Missing Person Recognition Algorithms Based on Image Captioning and Visual Grounding

Ayeong Jeong, Yeongju Woo, Han-Young Kim, Gayun Suh, Chae-Yeon Heo, Yeong-Jun Cho, Hieyong Jeong

Published: 2024, Last Modified: 31 Jan 2025ICPR (33) 2024EveryoneRevisionsBibTeXCC BY-SA 4.0

Abstract: Missing person searches are a critical societal challenge with significant implications for public safety and welfare. This study proposes two novel algorithms for efficient and rapid missing person detection based on video data. The first algorithm, CaptionMP, uses image captioning technology to generate descriptions of individuals’ appearances in video footage, comparing these descriptions to missing person information.
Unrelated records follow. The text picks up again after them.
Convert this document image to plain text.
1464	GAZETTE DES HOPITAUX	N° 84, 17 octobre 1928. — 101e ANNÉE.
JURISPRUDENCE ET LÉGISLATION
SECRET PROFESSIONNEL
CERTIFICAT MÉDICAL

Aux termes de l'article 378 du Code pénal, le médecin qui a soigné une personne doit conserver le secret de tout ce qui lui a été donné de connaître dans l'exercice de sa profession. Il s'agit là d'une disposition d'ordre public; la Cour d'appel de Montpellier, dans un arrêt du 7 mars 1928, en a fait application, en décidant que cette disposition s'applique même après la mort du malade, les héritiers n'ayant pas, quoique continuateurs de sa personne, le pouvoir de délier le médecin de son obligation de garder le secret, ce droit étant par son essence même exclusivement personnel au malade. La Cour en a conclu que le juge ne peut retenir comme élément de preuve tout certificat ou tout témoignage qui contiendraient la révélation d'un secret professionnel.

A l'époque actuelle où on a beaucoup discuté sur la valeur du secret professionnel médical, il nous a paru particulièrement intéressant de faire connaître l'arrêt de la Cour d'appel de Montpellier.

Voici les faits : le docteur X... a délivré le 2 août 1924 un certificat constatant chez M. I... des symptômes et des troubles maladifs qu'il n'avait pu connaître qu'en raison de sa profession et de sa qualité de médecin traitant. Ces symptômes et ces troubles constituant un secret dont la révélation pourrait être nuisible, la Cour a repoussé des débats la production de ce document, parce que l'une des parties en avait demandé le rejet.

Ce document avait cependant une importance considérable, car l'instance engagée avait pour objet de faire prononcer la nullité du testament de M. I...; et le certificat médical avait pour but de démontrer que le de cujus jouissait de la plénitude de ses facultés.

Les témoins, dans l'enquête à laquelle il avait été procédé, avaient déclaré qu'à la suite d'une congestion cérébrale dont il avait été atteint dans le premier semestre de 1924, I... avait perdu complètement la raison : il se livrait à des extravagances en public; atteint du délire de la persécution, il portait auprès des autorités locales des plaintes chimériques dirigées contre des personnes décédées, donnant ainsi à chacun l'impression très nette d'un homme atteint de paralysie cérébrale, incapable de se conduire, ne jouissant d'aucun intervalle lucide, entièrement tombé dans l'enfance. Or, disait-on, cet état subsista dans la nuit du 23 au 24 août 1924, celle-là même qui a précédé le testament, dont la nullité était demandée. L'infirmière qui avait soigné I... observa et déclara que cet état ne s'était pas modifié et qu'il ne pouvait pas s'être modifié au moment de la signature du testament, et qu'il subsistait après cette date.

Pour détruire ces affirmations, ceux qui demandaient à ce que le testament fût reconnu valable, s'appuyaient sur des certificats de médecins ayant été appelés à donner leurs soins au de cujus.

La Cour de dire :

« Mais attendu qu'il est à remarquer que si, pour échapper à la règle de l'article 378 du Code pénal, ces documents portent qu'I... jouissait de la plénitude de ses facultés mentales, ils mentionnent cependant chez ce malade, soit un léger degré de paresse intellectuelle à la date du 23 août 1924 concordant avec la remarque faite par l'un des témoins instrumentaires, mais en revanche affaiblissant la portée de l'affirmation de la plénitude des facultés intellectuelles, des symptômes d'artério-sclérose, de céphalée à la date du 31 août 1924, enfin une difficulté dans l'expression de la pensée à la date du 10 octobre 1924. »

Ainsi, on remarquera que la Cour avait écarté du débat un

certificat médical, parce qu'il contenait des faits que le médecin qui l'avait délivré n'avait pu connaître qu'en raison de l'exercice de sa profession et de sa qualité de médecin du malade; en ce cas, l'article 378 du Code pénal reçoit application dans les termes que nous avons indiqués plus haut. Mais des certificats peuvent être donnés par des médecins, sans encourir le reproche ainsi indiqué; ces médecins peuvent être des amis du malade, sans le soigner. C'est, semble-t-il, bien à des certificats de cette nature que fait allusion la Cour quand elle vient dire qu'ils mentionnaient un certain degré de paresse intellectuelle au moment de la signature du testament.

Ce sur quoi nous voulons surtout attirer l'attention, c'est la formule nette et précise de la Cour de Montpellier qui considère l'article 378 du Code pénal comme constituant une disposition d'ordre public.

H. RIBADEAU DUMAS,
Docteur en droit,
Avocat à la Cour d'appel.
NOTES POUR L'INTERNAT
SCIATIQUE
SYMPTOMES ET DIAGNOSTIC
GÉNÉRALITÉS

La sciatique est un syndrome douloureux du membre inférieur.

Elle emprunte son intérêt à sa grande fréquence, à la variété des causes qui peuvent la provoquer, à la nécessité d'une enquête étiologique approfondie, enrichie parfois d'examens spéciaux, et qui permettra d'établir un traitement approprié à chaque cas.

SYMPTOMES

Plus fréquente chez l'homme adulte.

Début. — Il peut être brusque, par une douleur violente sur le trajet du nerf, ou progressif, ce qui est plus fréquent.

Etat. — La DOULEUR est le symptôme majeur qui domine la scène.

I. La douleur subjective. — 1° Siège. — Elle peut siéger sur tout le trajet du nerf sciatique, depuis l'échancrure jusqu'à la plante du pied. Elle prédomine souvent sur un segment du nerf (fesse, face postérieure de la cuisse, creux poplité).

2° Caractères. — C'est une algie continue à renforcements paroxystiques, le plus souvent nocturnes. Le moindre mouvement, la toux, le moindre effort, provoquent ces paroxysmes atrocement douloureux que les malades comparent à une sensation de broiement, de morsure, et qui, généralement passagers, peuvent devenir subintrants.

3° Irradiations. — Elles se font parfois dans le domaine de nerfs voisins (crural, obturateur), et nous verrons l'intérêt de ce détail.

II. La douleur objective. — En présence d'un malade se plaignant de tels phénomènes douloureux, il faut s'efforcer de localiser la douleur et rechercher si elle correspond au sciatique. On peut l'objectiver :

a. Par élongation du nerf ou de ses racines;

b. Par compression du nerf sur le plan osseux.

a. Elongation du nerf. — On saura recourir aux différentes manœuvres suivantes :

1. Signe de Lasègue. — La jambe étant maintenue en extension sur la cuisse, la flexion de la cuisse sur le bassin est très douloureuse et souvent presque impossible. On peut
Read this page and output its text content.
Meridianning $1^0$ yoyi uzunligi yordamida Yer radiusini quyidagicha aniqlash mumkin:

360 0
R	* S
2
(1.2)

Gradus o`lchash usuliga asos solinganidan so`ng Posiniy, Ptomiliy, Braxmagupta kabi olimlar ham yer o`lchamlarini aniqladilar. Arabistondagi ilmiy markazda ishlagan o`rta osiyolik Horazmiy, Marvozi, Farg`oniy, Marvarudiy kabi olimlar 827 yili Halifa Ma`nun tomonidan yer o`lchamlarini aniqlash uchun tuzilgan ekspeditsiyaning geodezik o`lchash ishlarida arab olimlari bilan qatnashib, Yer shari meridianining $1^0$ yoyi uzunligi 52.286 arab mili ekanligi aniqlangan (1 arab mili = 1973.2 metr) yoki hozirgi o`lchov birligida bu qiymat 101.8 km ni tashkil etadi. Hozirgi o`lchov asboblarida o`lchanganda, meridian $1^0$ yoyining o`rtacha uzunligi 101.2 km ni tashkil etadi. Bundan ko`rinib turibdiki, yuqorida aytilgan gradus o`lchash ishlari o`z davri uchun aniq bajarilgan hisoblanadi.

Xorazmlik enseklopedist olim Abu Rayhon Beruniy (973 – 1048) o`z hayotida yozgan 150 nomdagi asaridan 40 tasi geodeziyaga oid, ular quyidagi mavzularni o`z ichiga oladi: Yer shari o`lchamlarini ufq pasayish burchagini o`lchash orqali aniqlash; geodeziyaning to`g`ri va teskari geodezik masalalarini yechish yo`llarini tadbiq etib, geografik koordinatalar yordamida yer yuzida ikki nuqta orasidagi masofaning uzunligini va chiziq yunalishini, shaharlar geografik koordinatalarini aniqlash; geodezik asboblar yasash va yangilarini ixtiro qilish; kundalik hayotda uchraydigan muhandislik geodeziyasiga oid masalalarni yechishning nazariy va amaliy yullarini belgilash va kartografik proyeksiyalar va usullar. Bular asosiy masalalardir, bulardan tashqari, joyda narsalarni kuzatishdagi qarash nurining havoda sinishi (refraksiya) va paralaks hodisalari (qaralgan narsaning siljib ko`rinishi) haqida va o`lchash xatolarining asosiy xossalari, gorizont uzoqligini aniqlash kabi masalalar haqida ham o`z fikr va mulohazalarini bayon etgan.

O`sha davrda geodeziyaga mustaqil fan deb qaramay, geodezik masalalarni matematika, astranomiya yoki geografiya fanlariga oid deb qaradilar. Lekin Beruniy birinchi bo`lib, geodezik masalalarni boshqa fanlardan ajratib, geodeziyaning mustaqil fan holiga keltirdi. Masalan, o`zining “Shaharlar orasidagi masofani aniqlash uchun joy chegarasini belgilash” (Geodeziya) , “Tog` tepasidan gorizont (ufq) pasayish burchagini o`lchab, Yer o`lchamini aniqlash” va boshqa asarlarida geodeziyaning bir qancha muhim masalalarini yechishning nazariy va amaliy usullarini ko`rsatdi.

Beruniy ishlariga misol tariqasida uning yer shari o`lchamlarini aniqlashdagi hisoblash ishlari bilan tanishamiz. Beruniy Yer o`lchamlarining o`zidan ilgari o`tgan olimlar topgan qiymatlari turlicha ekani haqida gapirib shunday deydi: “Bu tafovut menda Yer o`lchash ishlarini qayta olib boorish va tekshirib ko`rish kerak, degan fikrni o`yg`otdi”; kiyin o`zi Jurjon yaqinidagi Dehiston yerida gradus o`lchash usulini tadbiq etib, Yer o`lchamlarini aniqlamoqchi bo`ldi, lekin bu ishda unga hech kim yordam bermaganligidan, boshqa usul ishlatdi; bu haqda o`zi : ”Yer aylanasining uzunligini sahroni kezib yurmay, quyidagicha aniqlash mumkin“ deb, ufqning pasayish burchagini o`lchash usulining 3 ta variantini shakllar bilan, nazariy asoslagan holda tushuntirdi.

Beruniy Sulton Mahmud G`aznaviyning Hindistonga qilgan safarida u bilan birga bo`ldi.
The second algorithm, DINOMP, employs visual grounding techniques to detect characteristics of missing persons within video streams directly via text prompts. Both algorithms were fine-tuned using the MALS dataset and demonstrated performance across diverse environmental conditions. Notably, they exhibited robust detection capabilities in low-light environments and with complex clothing patterns. The results showed that our proposed methods have considerable potential in the field of missing person detection, offering a solution to the limitations of traditional pedestrian attribute recognition(PAR) methods. This research is expected to substantially contribute to enhancing the practical applicability of intelligent CCTV systems in missing person searches.